The other day a non-technical friend of mine told me how his webhost shut him off because he was using too much bandwidth. I was pretty surprised because they allocate him hundreds of GB per month and his website does not get much traffic.
He was dumbfounded. He loaded up his Google Analytics account and showed me that he was only getting about 50-100 unique visitors a day.
But his webhost said that he burned through over 200GB in less than a week!
In my friend’s case he had a 500MB video file that was being linked to from a very popular internet forum. Because his Google Analytics code wasn’t being executed he had no idea these people were stealing his bandwidth.
So how did we figure it out? We processed his raw access_log files with webalizer. Every major webhost is going to have webalizer (or some variant) available and that will show you MUCH more (in some ways) about what’s going on with your site than Google Analytics can.
We put webalizer on the log file and in a matter of minutes we were able to see that the forum was the top refer to his website… and we could also see that the file had been downloaded enough to use up all of his bandwidth.
Let me show you another example… this one a bit more practical that I guarantee affects everyone reading.
Webalizer shows me that the biggest use of bandwidth for all of shoemoney.com is from an IP from a Yahoo! address.
In fact 9 of the top 15 biggest bandwidth users for ShoeMoney.com are all Yahoo!
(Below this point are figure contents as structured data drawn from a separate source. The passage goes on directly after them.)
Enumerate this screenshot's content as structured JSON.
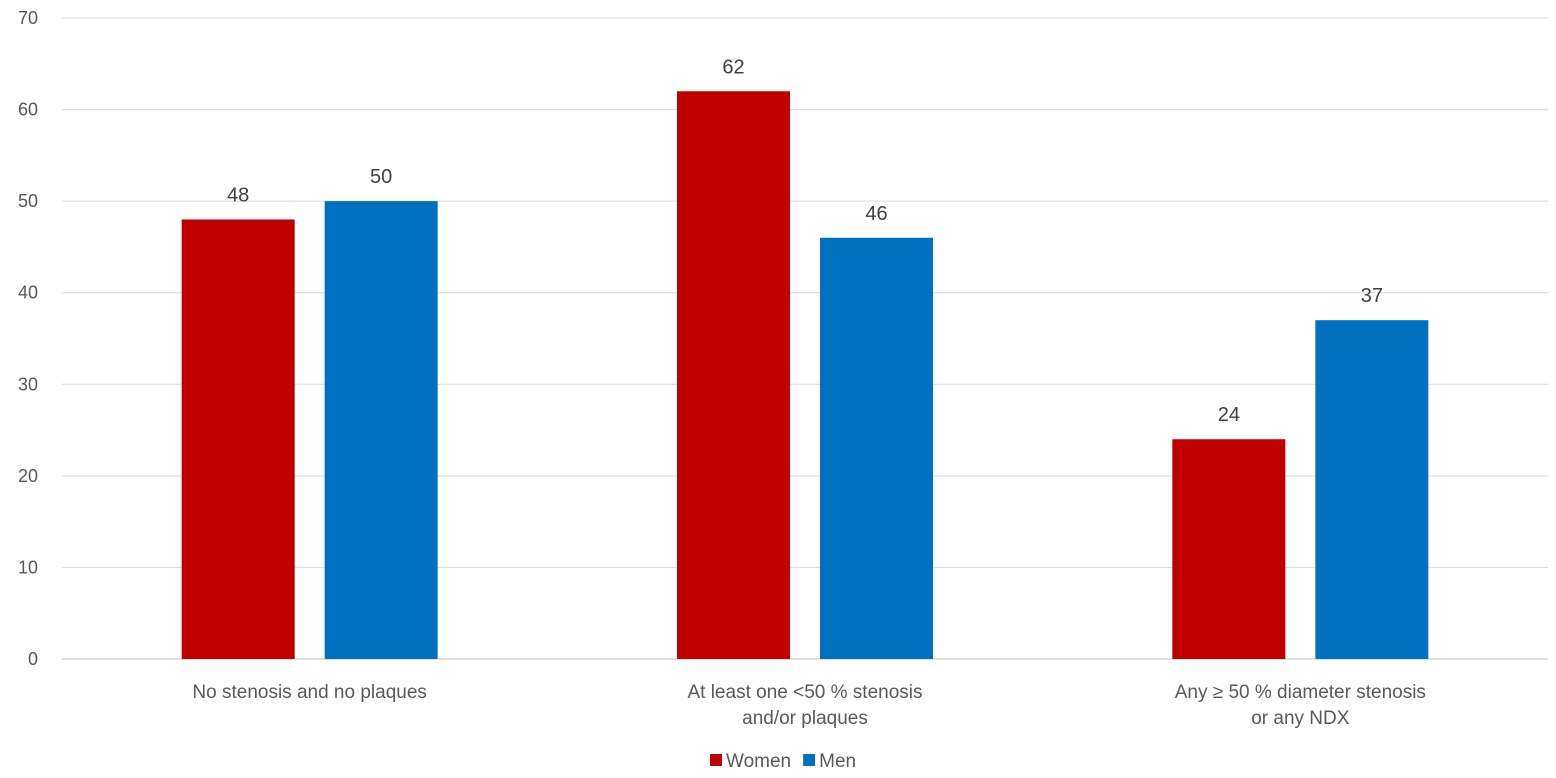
{
  "chart_data": {
    "type": "bar",
    "categories": [
      [
        "No stenosis and no plaques"
      ],
      [
        "At least one <50 % stenosis",
        "and/or plaques"
      ],
      [
        "Any ≥ 50 % diameter stenosis",
        "or any NDX"
      ]
    ],
    "series": [
      {
        "name": "Women",
        "color": "#c00000",
        "values": [
          48,
          62,
          24
        ]
      },
      {
        "name": "Men",
        "color": "#0070c0",
        "values": [
          50,
          46,
          37
        ]
      }
    ],
    "ylim": [
      0,
      70
    ],
    "yticks": [
      0,
      10,
      20,
      30,
      40,
      50,
      60,
      70
    ],
    "grid": true,
    "legend_position": "bottom-center",
    "data_labels": true
  }
}
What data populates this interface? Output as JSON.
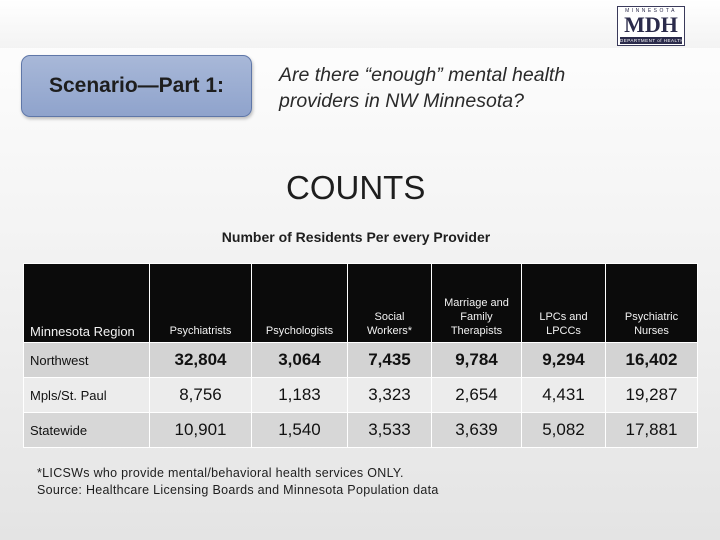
{
  "logo": {
    "top_text": "MINNESOTA",
    "main_text": "MDH",
    "bottom_text": "DEPARTMENT of HEALTH"
  },
  "scenario": {
    "label": "Scenario—Part 1:",
    "question_line1": "Are there “enough” mental health",
    "question_line2": "providers in NW Minnesota?"
  },
  "heading": "COUNTS",
  "table_title": "Number of Residents Per every Provider",
  "table": {
    "corner_header": "Minnesota Region",
    "columns": [
      "Psychiatrists",
      "Psychologists",
      "Social Workers*",
      "Marriage and Family Therapists",
      "LPCs and LPCCs",
      "Psychiatric Nurses"
    ],
    "rows": [
      {
        "region": "Northwest",
        "values": [
          "32,804",
          "3,064",
          "7,435",
          "9,784",
          "9,294",
          "16,402"
        ]
      },
      {
        "region": "Mpls/St. Paul",
        "values": [
          "8,756",
          "1,183",
          "3,323",
          "2,654",
          "4,431",
          "19,287"
        ]
      },
      {
        "region": "Statewide",
        "values": [
          "10,901",
          "1,540",
          "3,533",
          "3,639",
          "5,082",
          "17,881"
        ]
      }
    ]
  },
  "footnote": {
    "line1": "*LICSWs who provide mental/behavioral health services ONLY.",
    "line2": "Source: Healthcare Licensing Boards and Minnesota Population data"
  }
}
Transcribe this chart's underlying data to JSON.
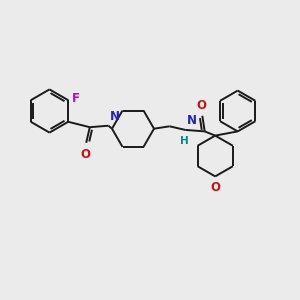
{
  "bg_color": "#ebebeb",
  "bond_color": "#1a1a1a",
  "N_color": "#2222cc",
  "O_color": "#cc1111",
  "F_color": "#cc00cc",
  "H_color": "#008888",
  "line_width": 1.4,
  "figsize": [
    3.0,
    3.0
  ],
  "dpi": 100,
  "xlim": [
    0,
    10
  ],
  "ylim": [
    0,
    10
  ]
}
IPs.
Yahoo bots use up more then 5% of the total bandwidth for ShoeMoney.com but bring in less then 1% of the traffic.
Now I am not saying you should completely rely on a log analyzer like webalizer either though. It can’t show you things like bounce rates, time spent on page, browser stats (size of window) and other vital marketing information.
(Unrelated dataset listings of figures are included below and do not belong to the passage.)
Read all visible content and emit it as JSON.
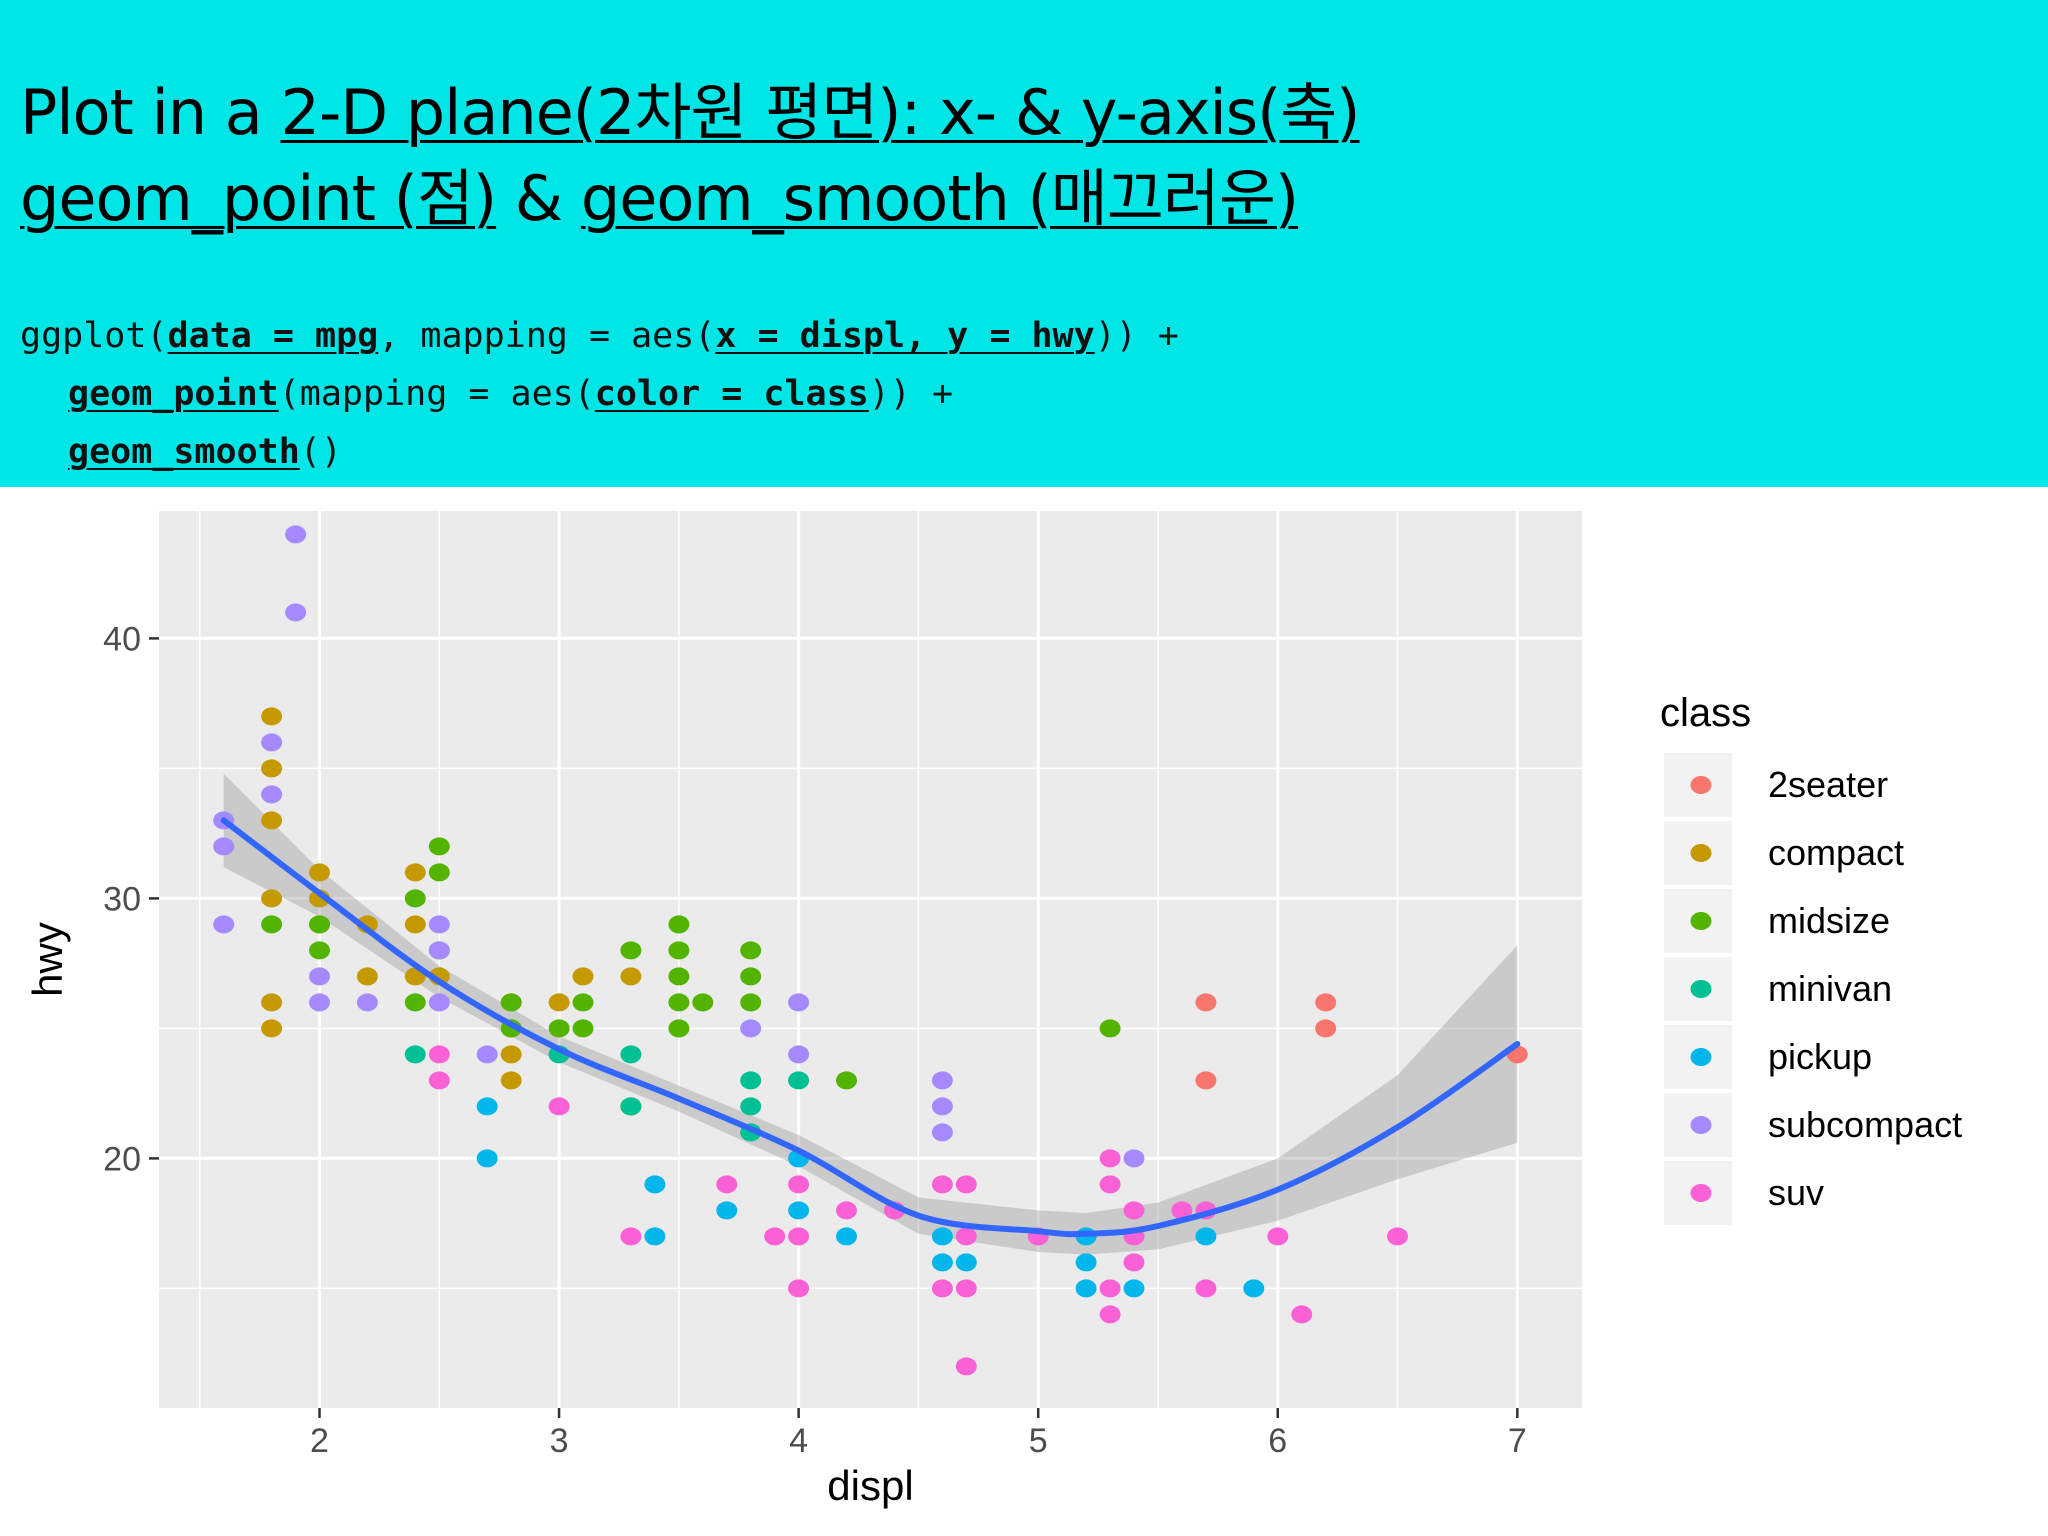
{
  "title": {
    "line1": [
      {
        "text": "Plot in a ",
        "u": false
      },
      {
        "text": "2-D plane(2차원 평면): x- & y-axis(축)",
        "u": true
      }
    ],
    "line2": [
      {
        "text": "geom_point (점)",
        "u": true
      },
      {
        "text": " & ",
        "u": false
      },
      {
        "text": "geom_smooth (매끄러운)",
        "u": true
      }
    ]
  },
  "code": {
    "line1": [
      {
        "text": "ggplot(",
        "u": false
      },
      {
        "text": "data = mpg",
        "u": true
      },
      {
        "text": ", mapping = aes(",
        "u": false
      },
      {
        "text": "x = displ, y = hwy",
        "u": true
      },
      {
        "text": ")) +",
        "u": false
      }
    ],
    "line2": [
      {
        "text": "geom_point",
        "u": true
      },
      {
        "text": "(mapping = aes(",
        "u": false
      },
      {
        "text": "color = class",
        "u": true
      },
      {
        "text": ")) +",
        "u": false
      }
    ],
    "line3": [
      {
        "text": "geom_smooth",
        "u": true
      },
      {
        "text": "()",
        "u": false
      }
    ]
  },
  "chart_data": {
    "type": "scatter",
    "xlabel": "displ",
    "ylabel": "hwy",
    "xlim": [
      1.33,
      7.27
    ],
    "ylim": [
      10.4,
      44.9
    ],
    "xticks": [
      2,
      3,
      4,
      5,
      6,
      7
    ],
    "yticks": [
      20,
      30,
      40
    ],
    "grid": true,
    "legend": {
      "title": "class",
      "position": "right",
      "entries": [
        "2seater",
        "compact",
        "midsize",
        "minivan",
        "pickup",
        "subcompact",
        "suv"
      ]
    },
    "colors": {
      "2seater": "#F8766D",
      "compact": "#C49A00",
      "midsize": "#53B400",
      "minivan": "#00C094",
      "pickup": "#00B6EB",
      "subcompact": "#A58AFF",
      "suv": "#FB61D7",
      "smooth": "#3366FF",
      "ribbon": "#999999",
      "panel": "#EBEBEB"
    },
    "series": [
      {
        "name": "2seater",
        "points": [
          [
            5.7,
            26
          ],
          [
            5.7,
            23
          ],
          [
            6.2,
            26
          ],
          [
            6.2,
            25
          ],
          [
            7.0,
            24
          ]
        ]
      },
      {
        "name": "compact",
        "points": [
          [
            1.8,
            37
          ],
          [
            1.8,
            35
          ],
          [
            1.8,
            33
          ],
          [
            1.8,
            30
          ],
          [
            1.8,
            26
          ],
          [
            1.8,
            25
          ],
          [
            2.0,
            31
          ],
          [
            2.0,
            30
          ],
          [
            2.0,
            29
          ],
          [
            2.2,
            29
          ],
          [
            2.2,
            27
          ],
          [
            2.4,
            31
          ],
          [
            2.4,
            29
          ],
          [
            2.4,
            27
          ],
          [
            2.5,
            27
          ],
          [
            2.8,
            26
          ],
          [
            2.8,
            25
          ],
          [
            2.8,
            24
          ],
          [
            2.8,
            23
          ],
          [
            3.0,
            26
          ],
          [
            3.3,
            27
          ],
          [
            3.1,
            27
          ]
        ]
      },
      {
        "name": "midsize",
        "points": [
          [
            1.8,
            29
          ],
          [
            2.0,
            29
          ],
          [
            2.0,
            28
          ],
          [
            2.4,
            30
          ],
          [
            2.4,
            26
          ],
          [
            2.5,
            32
          ],
          [
            2.5,
            31
          ],
          [
            2.5,
            28
          ],
          [
            2.8,
            26
          ],
          [
            2.8,
            25
          ],
          [
            3.0,
            25
          ],
          [
            3.1,
            26
          ],
          [
            3.1,
            25
          ],
          [
            3.3,
            28
          ],
          [
            3.3,
            22
          ],
          [
            3.5,
            29
          ],
          [
            3.5,
            28
          ],
          [
            3.5,
            27
          ],
          [
            3.5,
            26
          ],
          [
            3.5,
            25
          ],
          [
            3.6,
            26
          ],
          [
            3.8,
            28
          ],
          [
            3.8,
            27
          ],
          [
            3.8,
            26
          ],
          [
            4.2,
            23
          ],
          [
            5.3,
            25
          ]
        ]
      },
      {
        "name": "minivan",
        "points": [
          [
            2.4,
            24
          ],
          [
            3.0,
            24
          ],
          [
            3.3,
            24
          ],
          [
            3.3,
            22
          ],
          [
            3.8,
            23
          ],
          [
            3.8,
            22
          ],
          [
            3.8,
            21
          ],
          [
            4.0,
            23
          ]
        ]
      },
      {
        "name": "pickup",
        "points": [
          [
            2.7,
            22
          ],
          [
            2.7,
            20
          ],
          [
            3.4,
            19
          ],
          [
            3.4,
            17
          ],
          [
            3.7,
            18
          ],
          [
            4.0,
            18
          ],
          [
            4.0,
            20
          ],
          [
            4.2,
            17
          ],
          [
            4.6,
            17
          ],
          [
            4.6,
            16
          ],
          [
            4.7,
            16
          ],
          [
            5.2,
            17
          ],
          [
            5.2,
            16
          ],
          [
            5.2,
            15
          ],
          [
            5.4,
            15
          ],
          [
            5.7,
            17
          ],
          [
            5.9,
            15
          ]
        ]
      },
      {
        "name": "subcompact",
        "points": [
          [
            1.6,
            33
          ],
          [
            1.6,
            32
          ],
          [
            1.6,
            29
          ],
          [
            1.8,
            36
          ],
          [
            1.8,
            34
          ],
          [
            1.9,
            44
          ],
          [
            1.9,
            41
          ],
          [
            2.0,
            27
          ],
          [
            2.0,
            26
          ],
          [
            2.2,
            26
          ],
          [
            2.5,
            29
          ],
          [
            2.5,
            28
          ],
          [
            2.5,
            26
          ],
          [
            2.7,
            24
          ],
          [
            3.8,
            25
          ],
          [
            4.0,
            26
          ],
          [
            4.0,
            24
          ],
          [
            4.6,
            23
          ],
          [
            4.6,
            22
          ],
          [
            4.6,
            21
          ],
          [
            5.4,
            20
          ]
        ]
      },
      {
        "name": "suv",
        "points": [
          [
            2.5,
            24
          ],
          [
            2.5,
            23
          ],
          [
            3.0,
            22
          ],
          [
            3.3,
            17
          ],
          [
            3.7,
            19
          ],
          [
            3.9,
            17
          ],
          [
            4.0,
            19
          ],
          [
            4.0,
            17
          ],
          [
            4.0,
            15
          ],
          [
            4.2,
            18
          ],
          [
            4.4,
            18
          ],
          [
            4.6,
            19
          ],
          [
            4.6,
            15
          ],
          [
            4.7,
            19
          ],
          [
            4.7,
            17
          ],
          [
            4.7,
            15
          ],
          [
            4.7,
            12
          ],
          [
            5.0,
            17
          ],
          [
            5.3,
            20
          ],
          [
            5.3,
            19
          ],
          [
            5.3,
            15
          ],
          [
            5.3,
            14
          ],
          [
            5.4,
            18
          ],
          [
            5.4,
            17
          ],
          [
            5.4,
            16
          ],
          [
            5.6,
            18
          ],
          [
            5.7,
            18
          ],
          [
            5.7,
            15
          ],
          [
            6.0,
            17
          ],
          [
            6.1,
            14
          ],
          [
            6.5,
            17
          ]
        ]
      }
    ],
    "smooth": {
      "x": [
        1.6,
        2.0,
        2.5,
        3.0,
        3.5,
        4.0,
        4.5,
        5.0,
        5.2,
        5.5,
        6.0,
        6.5,
        7.0
      ],
      "y": [
        33.0,
        30.2,
        26.8,
        24.2,
        22.3,
        20.3,
        17.8,
        17.2,
        17.1,
        17.4,
        18.8,
        21.2,
        24.4
      ],
      "se": [
        1.8,
        0.9,
        0.6,
        0.5,
        0.5,
        0.6,
        0.7,
        0.8,
        0.8,
        0.9,
        1.2,
        2.0,
        3.8
      ]
    }
  }
}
I highly recommend a 3 pronged approach to basic web analytics:
Google Analytics – Great overall view of your website visitors. Can report vital marketing information and goal tracking.
Webalizer – Awesome for getting to the gut of your users.
Google Webmaster Central – Excellent tool that Google put out which shows you exactly what their Google Bot is reporting back to them. It tells you if you have broken links, non indexable content, non reachable content and tons of other great stuff.